Katy Long, founder and director of the California Migration Museum, said she wanted to focus the tour on the resettlement of Japanese
Americans, as well as how they returned to their old homes to find the community had drastically changed with the wartime migration of Black people looking to escape the Jim Crow South, who ended up working in San Francisco’s shipyards.
“We wanted to see these two stories intertwine, what happens at the end, when Japanese start returning, because there was a lot of anxiety at that moment about, ‘Was this going to be problematic?’ A lot of people saying, ‘Well, maybe the Japanese Americans shouldn’t return, maybe this is going to cause problems,’ and actually, it didn’t,” Long said. “The jazz movement kind of flourished in this very little United Nations, a lot of people from different cultures, and it really gets interrupted more by city-led redevelopment coming in and kind of smashing that to pieces.”
Part of the proof that Japanese Americans and Black Americans got along is captured in a wedding photo. Lewis Watts, a professor emeritus at the University of California, Santa Cruz, found the photo while collecting images from that era of Japantown’s history, and published it in “Harlem of the West: The San Francisco Fillmore Jazz Era” with Elizabeth Pepin Silva.

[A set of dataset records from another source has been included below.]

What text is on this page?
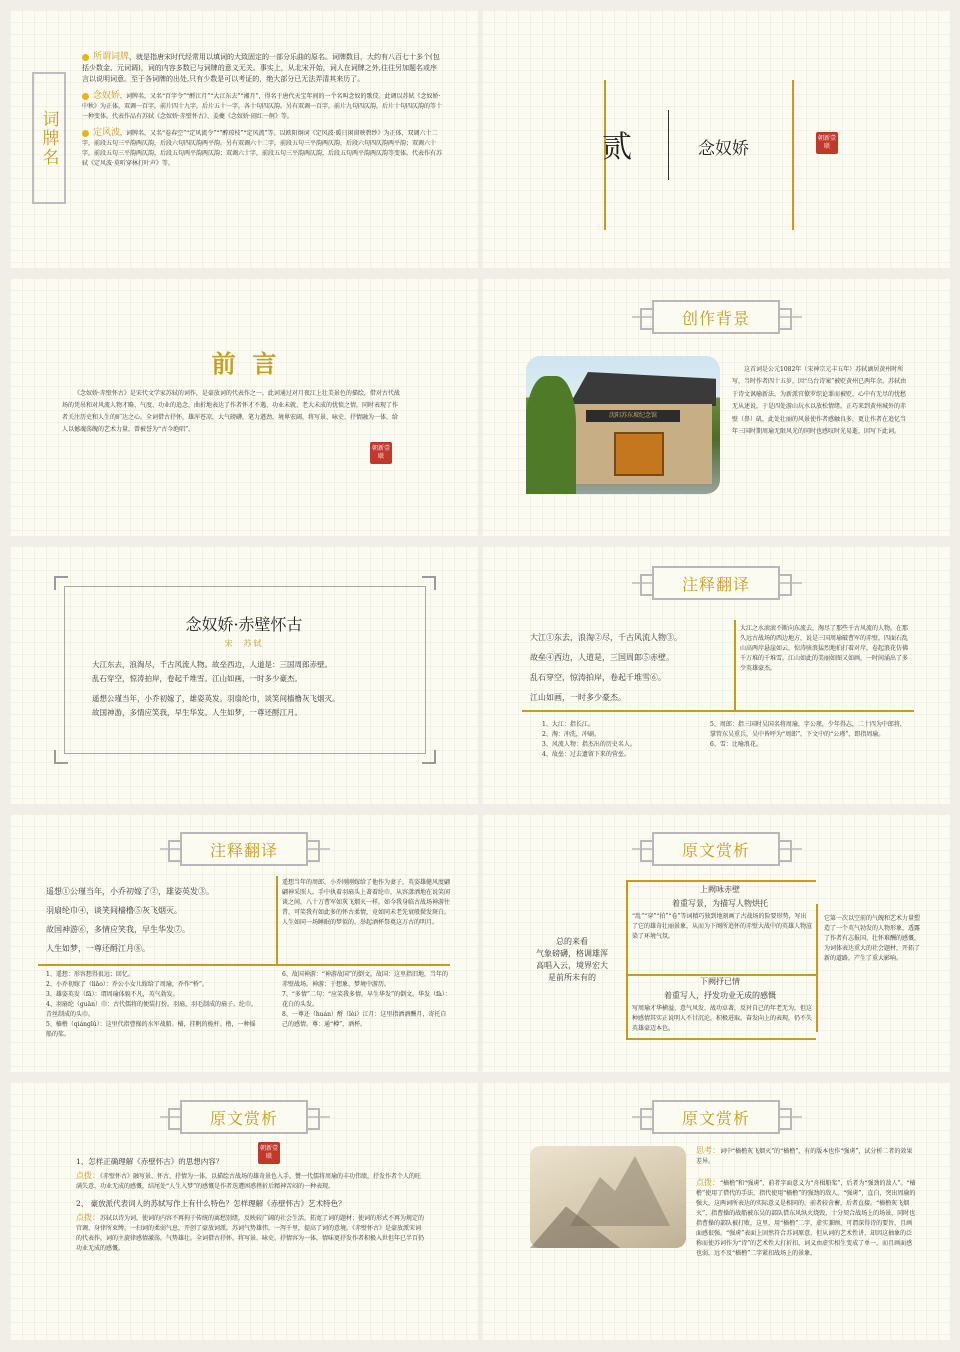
词牌名

所谓词牌，就是指唐宋时代经常用以填词的大致固定的一部分乐曲的原名。词牌数目，大约有八百七十多个(包括少数金、元词调)，词的内容多数已与词牌的意义无关。事实上，从北宋开始，词人在词牌之外,往往另加题名或序言以说明词意。至于各词牌的出处,只有少数是可以考证的，绝大部分已无法弄清其来历了。

念奴娇，词牌名，又名“百字令”“酹江月”“大江东去”“湘月”，得名于唐代天宝年间的一个名叫念奴的歌伎。此调以苏轼《念奴娇·中秋》为正体，双调一百字，前片四十九字，后片五十一字，各十句四仄韵。另有双调一百字，前片九句四仄韵，后片十句四仄韵的等十一种变体。代表作品有苏轼《念奴娇·赤壁怀古》、姜夔《念奴娇·闹红一舸》等。

定风波，词牌名，又名“卷春空”“定风流令”“”醉琼枝”“定风流”等。以欧阳炯词《定风波·暖日闲窗映碧纱》为正体，双调六十二字，前段五句三平韵两仄韵，后段六句四仄韵两平韵。另有双调六十二字，前段五句三平韵两仄韵，后段六句四仄韵两平韵；双调六十字，前段五句三平韵两仄韵，后段五句两平韵两仄韵；双调六十字，前段五句三平韵两仄韵，后段五句两平韵两仄韵等变体。代表作有苏轼《定风波·莫听穿林打叶声》等。	贰	念奴娇
朝新壹联
前  言
《念奴娇·赤壁怀古》是宋代文学家苏轼的词作，是豪放词的代表作之一。此词通过对月夜江上壮美景色的描绘，借对古代战场的凭吊和对风流人物才略、气度、功业的追念，曲折地表达了作者怀才不遇、功业未就、老大未成的忧愤之情，同时表现了作者关注历史和人生的旷达之心。全词借古抒怀，雄浑苍凉，大气磅礴，笔力遒劲，境界宏阔，将写景、咏史、抒情融为一体，给人以撼魂荡魄的艺术力量，曾被誉为“古今绝唱”。
朝新壹联
创作背景
沈阳苏东坡纪念馆
这首词是公元1082年（宋神宗元丰五年）苏轼谪居黄州时所写，当时作者四十五岁，因“乌台诗案”被贬黄州已两年余。苏轼由于诗文讽喻新法，为新派官僚罗织论罪而被贬，心中有无尽的忧愁无从述说，于是四处游山玩水以放松情绪。正巧来到黄州城外的赤壁（鼻）矶，此处壮丽的风景使作者感触良多，更让作者在追忆当年三国时期周瑜无限风光的同时也感叹时光易逝，因写下此词。
念奴娇·赤壁怀古
宋  苏轼
大江东去，浪淘尽，千古风流人物。故垒西边，人道是：三国周郎赤壁。
乱石穿空，惊涛拍岸，卷起千堆雪。江山如画，一时多少豪杰。
遥想公瑾当年，小乔初嫁了，雄姿英发。羽扇纶巾，谈笑间樯橹灰飞烟灭。
故国神游，多情应笑我，早生华发。人生如梦，一尊还酹江月。
注释翻译
大江①东去，浪淘②尽，千古风流人物③。
故垒④西边，人道是，三国周郎⑤赤壁。
乱石穿空，惊涛拍岸，卷起千堆雪⑥。
江山如画，一时多少豪杰。
大江之水滚滚不断向东流去，淘尽了那些千古风流的人物。在那久远古战场的西边地方，说是三国周瑜破曹军的赤壁。四面石乱山高两岸悬崖如云，惊涛骇浪猛烈地拍打着对岸，卷起浪花仿佛千万堆的千堆雪。江山如此的美丽如图又如画，一时间涌出了多少英雄豪杰。
1、大江：指长江。
2、淘：冲洗，冲刷。
3、风流人物：指杰出的历史名人。
4、故垒：过去遗留下来的营垒。
5、周郎：指三国时吴国名将周瑜，字公瑾，少年得志，二十四为中郎将，掌管东吴重兵，吴中皆呼为“周郎”。下文中的“公瑾”，即指周瑜。
6、雪：比喻浪花。
注释翻译
遥想①公瑾当年，小乔初嫁了②，雄姿英发③。
羽扇纶巾④，谈笑间樯橹⑤灰飞烟灭。
故国神游⑥，多情应笑我，早生华发⑦。
人生如梦，一尊还酹江月⑧。
遥想当年的周郎，小乔刚刚嫁给了他作为妻子，英姿雄健风度翩翩神采照人。手中执着羽扇头上著着纶巾，从容潇洒地在说笑闲谈之间，八十万曹军如灰飞烟灭一样。如今我身临古战场神游往昔，可笑我有如此多的怀古柔情，竟如同未老先衰般鬓发斑白。人生如同一场睡眠的梦似的，举起酒杯祭奠这万古的明月。
1、遥想：形容想得很远；回忆。
2、小乔初嫁了（liǎo）：乔公小女儿嫁给了周瑜，乔作“桥”。
3、雄姿英发（fā）：谓周瑜体貌不凡，英气勃发。
4、羽扇纶（guān）巾：古代儒将的便装打扮。羽扇，羽毛制成的扇子。纶巾，青丝制成的头巾。
5、樯橹（qiánglǔ）：这里代指曹操的水军战船。樯，挂帆的桅杆。橹，一种摇船的桨。
6、故国神游：“神游故国”的倒文。故国：这里指旧地，当年的赤壁战场。神游：于想象、梦境中游历。
7、“多情”二句：“应笑我多情，早生华发”的倒文。华发（fà）：花白的头发。
8、一尊还（huán）酹（lèi）江月：这里指洒酒酬月，寄托自己的感情。尊：通“樽”，酒杯。
原文赏析
总的来看
气象磅礴，格调雄浑
高唱入云，境界宏大
是前所未有的
上阙咏赤壁
着重写景，为描写人物烘托
“乱”“穿”“拍”“卷”等词精巧独到地刻画了古战场的险要形势，写出了它的雄奇壮丽景象，从而为下阕所追怀的赤壁大战中的英雄人物渲染了环境气氛。
下阙抒已情
着重写人，抒发功业无成的感慨
写周瑜才华横溢、意气风发，战功卓著，反衬自己的年老无为，但这种感情其实正说明人不甘沉沦，积极进取，奋发向上的表现，仍不失英雄豪迈本色。
它第一次以空前的气魄和艺术力量塑造了一个英气勃发的人物形象，透露了作者有志报国、壮怀难酬的感慨，为词体表达重大的社会题材，开拓了新的道路，产生了重大影响。
原文赏析
朝新壹联
1、怎样正确理解《赤壁怀古》的思想内容？
点拨：《赤壁怀古》融写景、怀古、抒情为一体，以描绘古战场的雄奇景色入手，赞一代儒将周瑜的丰功伟绩，抒发作者个人的旺满失意、功业无成的感慨，结尾处“人生入梦”的感慨是作者迭遭困惑挫折后精神苦闷的一种表现。
2、 豪放派代表词人的苏轼写作上有什么特色？怎样理解《赤壁怀古》艺术特色？
点拨：苏轼以诗为词，使词的内容不再拘于传统的离愁别绪，反映较广阔的社会生活，拓宽了词的题材；使词的形式不再为规定的宫调、身律所束缚，一扫词的柔弱气息，开创了豪放词派。苏词气势雄伟，一泻千里，提高了词的意境。《赤壁怀古》是豪放派宋词的代表作，词的主旋律感情激荡，气势雄壮。全词借古抒怀，将写景、咏史、抒情容为一体，情味更抒发作者积极入世但年已半百仍功业无成的感慨。
原文赏析
思考：词中“樯橹灰飞烟灭”的“樯橹”，有的版本也作“强虏”，试分析二者的效果差异。
点拨：“樯橹”和“强虏”，前者字面意义为“舟楫船桨”，后者为“强劲的敌人”。“樯橹”使用了借代的手法，指代使用“樯橹”的强劲的敌人。“强虏”，直白，突出周瑜的强大，这两词所表达的实际意义是相同的。前者较含蓄，后者直接。“樯橹灰飞烟灭”，指曹操的战船被东吴的部队借东风纵火烧毁，十分契合战场上的场景，同时也指曹操的部队被打败，这里，用“樯橹”二字，虚实兼顾，可谓深得诗的要旨，且画面感很强。“强虏”表面上固然符合苏词原意，但从词的艺术性讲，却因这抽象的泛称而使苏词作为“诗”的艺术性大打折扣，词义由虚实相生变成了单一，而且画面感也弱，远不及“樯橹”二字紧扣战场上的景象。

“Everyone asks, ‘What happened when the Japanese came back?’” Watts told the Nichi Bei News. “And there’s a picture, … this Japanese wedding, and the wedding party is all African American, so that picture answered a whole bunch of questions.”
Long, who had worked on immigration and refugee stories through BBC Radio, The Guardian and The Washington Post, is an immigrant herself to San Francisco from the United Kingdom. She started the virtual California Migration Museum during the “darkest days of the pandemic” when the skies were blotted out with smoke from the 2020 wildfires.
“I had worked on migration and refugee issues for over a decade and had a background in history and public storytelling, and so wanted to start creating something that was sort of an on the ground project,” she said.
Her organization has published similar tours for Chinatown, the Castro and the Mission District in San Francisco. She noted the Japantown tour was funded in part through grants from the California State Library and California Humanities. She said the next tour will take place in Los Angeles. Each tour covers specific moments in history, however, she recognized recurring themes about the immigration experience.
“The challenge has been, how do we make it something which speaks to those universals, which I think so many people in the Bay Area are. One-in-three of us are immigrants and even more are the children of immigrants. How do we make it something that speaks to that experience, at the same time as recognizing that each of those histories is complex and messy and different and have all these other bits that are important to tell faithfully to the story of that community, or those people, in … 45 minutes. And recognizing that, that’s always going to be a challenge.”
To download the free tour search for the “CalMigration” app on Google Play or the Apple App Store. The tour takes 45 minutes and requires walking down the hill from Octavia and Pine Streets to Sutter and Buchanan Streets for a total of around half a mile.

Tomo Hirai is a Shin-Nisei Japanese American lesbian trans woman born in San Francisco and raised in Walnut Creek, Calif., where she continues to reside. She attended the San Francisco Japanese Hoshuko (supplementary school) through high school and graduated from the University of California, Davis with degrees in Communications and Japanese, along with a minor in writing. She serves as a diversity consultant for table top games and comic books in her spare time.